“At Will” Employment not an Excuse for Wrongful Termination

A higher hourly minimum wage and more job security are what most employees in the US need right now, especially those who are employed in industries that give lower pay, such as employment, retail and food services. Low-paying jobs actually began to be created in 2010 (after the recession), replacing mid-wage jobs, which saw the lay-off of thousands of middle-income earners.

The creation of many new jobs that pay low wages may not be the only source of dismay to the so many unemployed who are still seeking work, though. Probably equally worrisome, as being paid a lower wage or being laid off, is the growing practice in many firms, which is granting “at will” employment to applicants.

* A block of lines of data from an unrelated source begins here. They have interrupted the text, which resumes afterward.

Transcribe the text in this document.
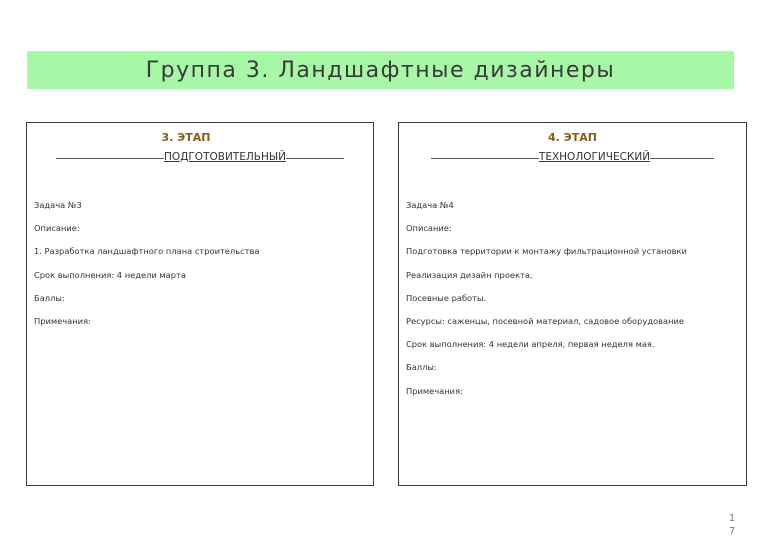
Группа 3. Ландшафтные дизайнеры
3. ЭТАП
ПОДГОТОВИТЕЛЬНЫЙ
Задача №3
Описание:
1. Разработка ландшафтного плана строительства
Срок выполнения: 4 недели марта
Баллы:
Примечания:
4. ЭТАП
ТЕХНОЛОГИЧЕСКИЙ
Задача №4
Описание:
Подготовка территории к монтажу фильтрационной установки
Реализация дизайн проекта,
Посевные работы.
Ресурсы: саженцы, посевной материал, садовое оборудование
Срок выполнения: 4 недели апреля, первая неделя мая.
Баллы:
Примечания:
1
7
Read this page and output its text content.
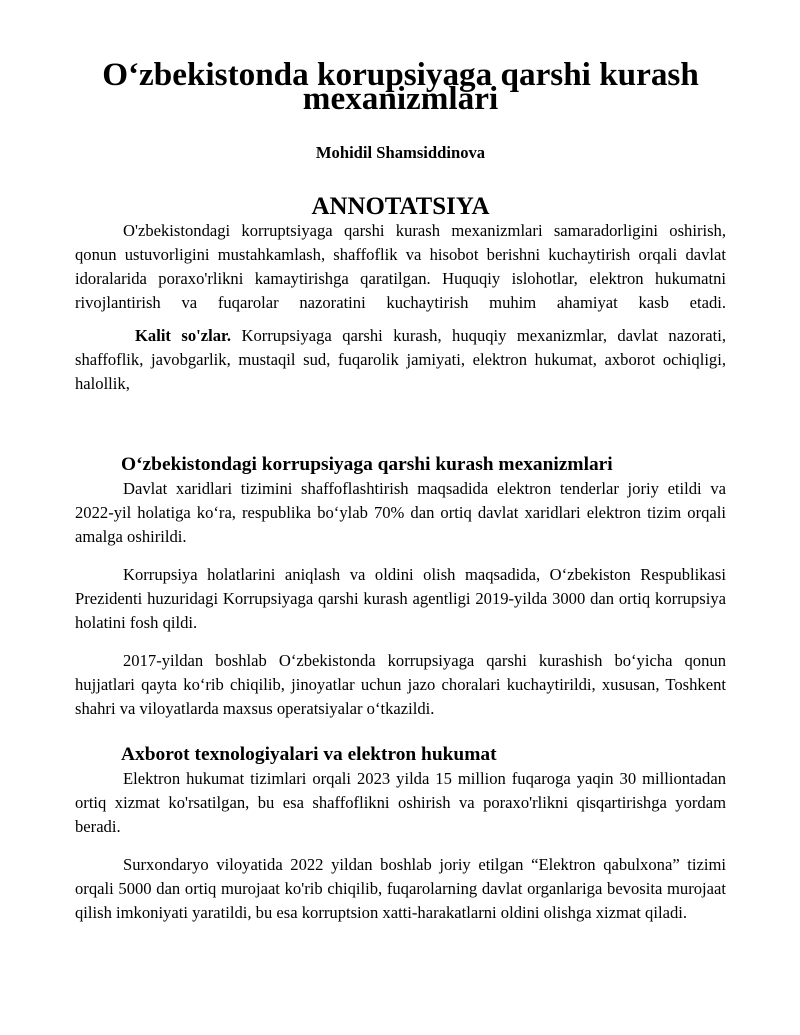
O‘zbekistonda korupsiyaga qarshi kurash mexanizmlari
Mohidil Shamsiddinova
ANNOTATSIYA

O'zbekistondagi korruptsiyaga qarshi kurash mexanizmlari samaradorligini oshirish, qonun ustuvorligini mustahkamlash, shaffoflik va hisobot berishni kuchaytirish orqali davlat idoralarida poraxo'rlikni kamaytirishga qaratilgan. Huquqiy islohotlar, elektron hukumatni rivojlantirish va fuqarolar nazoratini kuchaytirish muhim ahamiyat kasb etadi.

Kalit so'zlar. Korrupsiyaga qarshi kurash, huquqiy mexanizmlar, davlat nazorati, shaffoflik, javobgarlik, mustaqil sud, fuqarolik jamiyati, elektron hukumat, axborot ochiqligi, halollik,

O‘zbekistondagi korrupsiyaga qarshi kurash mexanizmlari

Davlat xaridlari tizimini shaffoflashtirish maqsadida elektron tenderlar joriy etildi va 2022-yil holatiga ko‘ra, respublika bo‘ylab 70% dan ortiq davlat xaridlari elektron tizim orqali amalga oshirildi.

Korrupsiya holatlarini aniqlash va oldini olish maqsadida, O‘zbekiston Respublikasi Prezidenti huzuridagi Korrupsiyaga qarshi kurash agentligi 2019-yilda 3000 dan ortiq korrupsiya holatini fosh qildi.

2017-yildan boshlab O‘zbekistonda korrupsiyaga qarshi kurashish bo‘yicha qonun hujjatlari qayta ko‘rib chiqilib, jinoyatlar uchun jazo choralari kuchaytirildi, xususan, Toshkent shahri va viloyatlarda maxsus operatsiyalar o‘tkazildi.

Axborot texnologiyalari va elektron hukumat

Elektron hukumat tizimlari orqali 2023 yilda 15 million fuqaroga yaqin 30 milliontadan ortiq xizmat ko'rsatilgan, bu esa shaffoflikni oshirish va poraxo'rlikni qisqartirishga yordam beradi.

Surxondaryo viloyatida 2022 yildan boshlab joriy etilgan “Elektron qabulxona” tizimi orqali 5000 dan ortiq murojaat ko'rib chiqilib, fuqarolarning davlat organlariga bevosita murojaat qilish imkoniyati yaratildi, bu esa korruptsion xatti-harakatlarni oldini olishga xizmat qiladi.
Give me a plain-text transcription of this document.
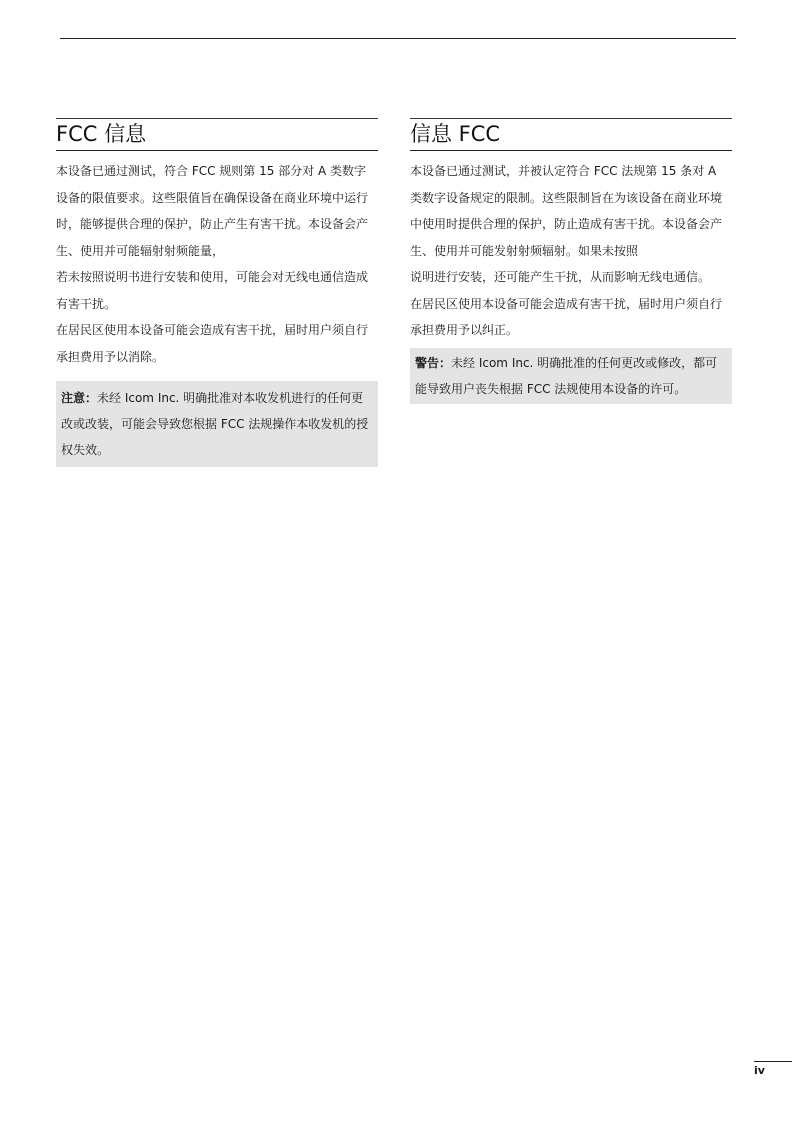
FCC 信息

本设备已通过测试，符合 FCC 规则第 15 部分对 A 类数字设备的限值要求。这些限值旨在确保设备在商业环境中运行时，能够提供合理的保护，防止产生有害干扰。本设备会产生、使用并可能辐射射频能量，

若未按照说明书进行安装和使用，可能会对无线电通信造成有害干扰。

在居民区使用本设备可能会造成有害干扰，届时用户须自行承担费用予以消除。

注意：未经 Icom Inc. 明确批准对本收发机进行的任何更改或改装，可能会导致您根据 FCC 法规操作本收发机的授权失效。
信息 FCC

本设备已通过测试，并被认定符合 FCC 法规第 15 条对 A 类数字设备规定的限制。这些限制旨在为该设备在商业环境中使用时提供合理的保护，防止造成有害干扰。本设备会产生、使用并可能发射射频辐射。如果未按照

说明进行安装，还可能产生干扰，从而影响无线电通信。

在居民区使用本设备可能会造成有害干扰，届时用户须自行承担费用予以纠正。

警告：未经 Icom Inc. 明确批准的任何更改或修改，都可能导致用户丧失根据 FCC 法规使用本设备的许可。
iv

The “Employment at Will” doctrine, which is now legally practiced by companies in almost all US states, recognizes the right of an employee to resign from work anytime; in like manner, it gives the employer the right to terminate an employee whenever he/she wishes. Resignation from work or termination of work may be done whether the reason is justifiable or not, or even if there is no reason at all, and no court would usually intervene to protect the employee unless any of the laws that protect employee rights has been violated.

Job application forms and employees’ handbooks usually indicate this “at will” phrase. Refusal to affix one’s signature on any employment contract that will indicate conformity to the “at will” policy may result to being denied employment or termination.

Despite the legality of the “Employment at Will” doctrine, employers should realize that such is not a ticket to discriminately end one’s employment. The U.S. Equal Employment Opportunity Commission (EEOC), which implements anti-discrimination laws, as well as the courts, will not simply dismiss termination cases where there are cries of foul play or discriminatory acts.

Many wrongful termination cases have been proven in spite of the “at will” employment policy. The most common causes of wrongful termination are retaliation of a superior against an employee, whistle blowing, an employee refusing to perform an illegal act for his/her employer, and employment discrimination practices.

On its website, The Melton Law Firm strongly emphasizes that employers are legally accountable for the wrongful termination of any of their employees. And that, despite the “at will” policy, employers’ right to terminate any one is still limited by certain laws.